The Pono music player is a better music device than the iPod as well. The advantage the Pono has over the Zune, alignment with a group of musicians. Pono was designed by musicians for musicians. It has the sound quality and options they are looking for.

So why the past music player history lesson? First off, like the digital camera the personal music or entertainment systems are dying. Zune died first, iPods are slowing down in the market as people move more and more to their cellular phone as the only thing they carry. Watches took a hit for a while as well, the introduction of the smart watch has brought the market back for watches. They add value to the cellular device. Digital cameras have taken a hit, although what has happened there is the creation of specialty cameras that have incredible value add features.

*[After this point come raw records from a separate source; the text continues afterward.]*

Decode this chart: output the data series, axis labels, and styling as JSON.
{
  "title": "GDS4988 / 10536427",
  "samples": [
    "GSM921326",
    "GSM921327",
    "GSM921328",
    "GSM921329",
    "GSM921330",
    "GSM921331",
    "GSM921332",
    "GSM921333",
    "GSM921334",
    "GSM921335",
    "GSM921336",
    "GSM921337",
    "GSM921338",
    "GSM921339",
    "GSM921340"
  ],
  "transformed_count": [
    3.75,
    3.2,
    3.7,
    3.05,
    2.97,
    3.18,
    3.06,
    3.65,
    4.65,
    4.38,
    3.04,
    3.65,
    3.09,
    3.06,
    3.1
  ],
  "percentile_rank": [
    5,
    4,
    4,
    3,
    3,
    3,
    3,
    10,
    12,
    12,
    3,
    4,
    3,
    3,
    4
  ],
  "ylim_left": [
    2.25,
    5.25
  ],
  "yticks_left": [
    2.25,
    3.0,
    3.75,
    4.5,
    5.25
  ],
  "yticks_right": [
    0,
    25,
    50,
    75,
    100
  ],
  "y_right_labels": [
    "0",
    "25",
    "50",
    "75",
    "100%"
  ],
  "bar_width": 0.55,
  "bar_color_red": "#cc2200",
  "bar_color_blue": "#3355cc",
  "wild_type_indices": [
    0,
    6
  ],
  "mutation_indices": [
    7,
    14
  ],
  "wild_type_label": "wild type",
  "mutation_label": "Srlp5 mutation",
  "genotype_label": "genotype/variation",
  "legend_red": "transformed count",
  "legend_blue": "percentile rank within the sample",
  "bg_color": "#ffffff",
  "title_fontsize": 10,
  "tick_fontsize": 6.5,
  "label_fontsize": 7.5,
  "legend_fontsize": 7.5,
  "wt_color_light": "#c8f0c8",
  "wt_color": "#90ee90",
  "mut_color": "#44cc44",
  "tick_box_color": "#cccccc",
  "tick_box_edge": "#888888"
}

It is a grow or die market.

Cloud Service Providers are in that mode right now, grow and then grow again. They all seem to leap frog over each other with new features. Security continues to tighten, as would be expected. If all you do all day long is one thing, you are going to get good at it. CSP’s have people dedicated to catching security problems early on.

Features and functions continue to explode. Cloud adoption continues to grow. The early adopters and the beginning of the middle of the curve plunging forward into cloud. IoT implementations in the cloud are expanding faster than enterprise cloud deployments.

The shifting ground beneath our feet is moving faster now than ever before.

That brings me to this blog. I am considering the horizon here often. The next big thing. The problems that intersect with the market and drive us to the left or right of our original goal. What is the dilemma that will push CSP’s, Cloud computing itself and the growing IoT market to the right?

10 years ago on my blog I talked about the fact that cloud and the Internet wouldn’t explode until there was nearly ubiquitous home internet access. That was achieved pretty quickly after I posted that blog (not because of my post, I was responding to a perceived issue). In the last three or so years analysts have proclaimed this the information age. I argue that the information age remains beyond the horizon. Too much data lives on hard drives of people that don’t share today for this to be the information age. We don’t have the tools to get the data to an easily shared and consumed place.

Is information the road block? Again ten years ago I saw that bandwidth was a limiter initially. Now information is the limiter. It is the thing that keeps from full on leaping into the pool that is the information age. We are certainly in the heated dome covering the pool that is the information age. I suspect we are closer to the locker room putting on our information swim suits than we are actually being in the information pool today.

I still can’t access information you don’t share.

So many smart people that got to their expert thrones by keeping information. Information hoarders that share PDF files with nuggets of information locked behind a password. You can’t copy this information without my password. You can’t change this document. You can’t move, touch or manipulate my data.

We are the cobbler’s children now, seeing the wonder of the information age (beautiful shoes) but the cobbler cannot afford to make shoes for his children. We see the pool. We feel the warmth of the heated water and we marvel at the quiet still blueness. We wish more than anything to jump in. But the pool that is the information age is still covered with saran wrap. If we jump we will not touch the warm waters of information, we will bounce off to the side and in striking the concrete injure ourselves.

It’s time to share information. From family moments that are left on the Internet as reminders of family moments that happened once. To ideas like the Edison Scale© we have to get things into the pool so we can begin taking the saran wrap off the pool and leap in.

What will change the direction of Cloud? Information. Lack of, need for and ultimately people share their information. Posting it, sharing it and recording it. Making the concept of information hoarding a distant memory that people laugh about as they play Marco Polo in the pool known as the information age!

.doc

Waiting by the side of the pool to get the saran wrap off.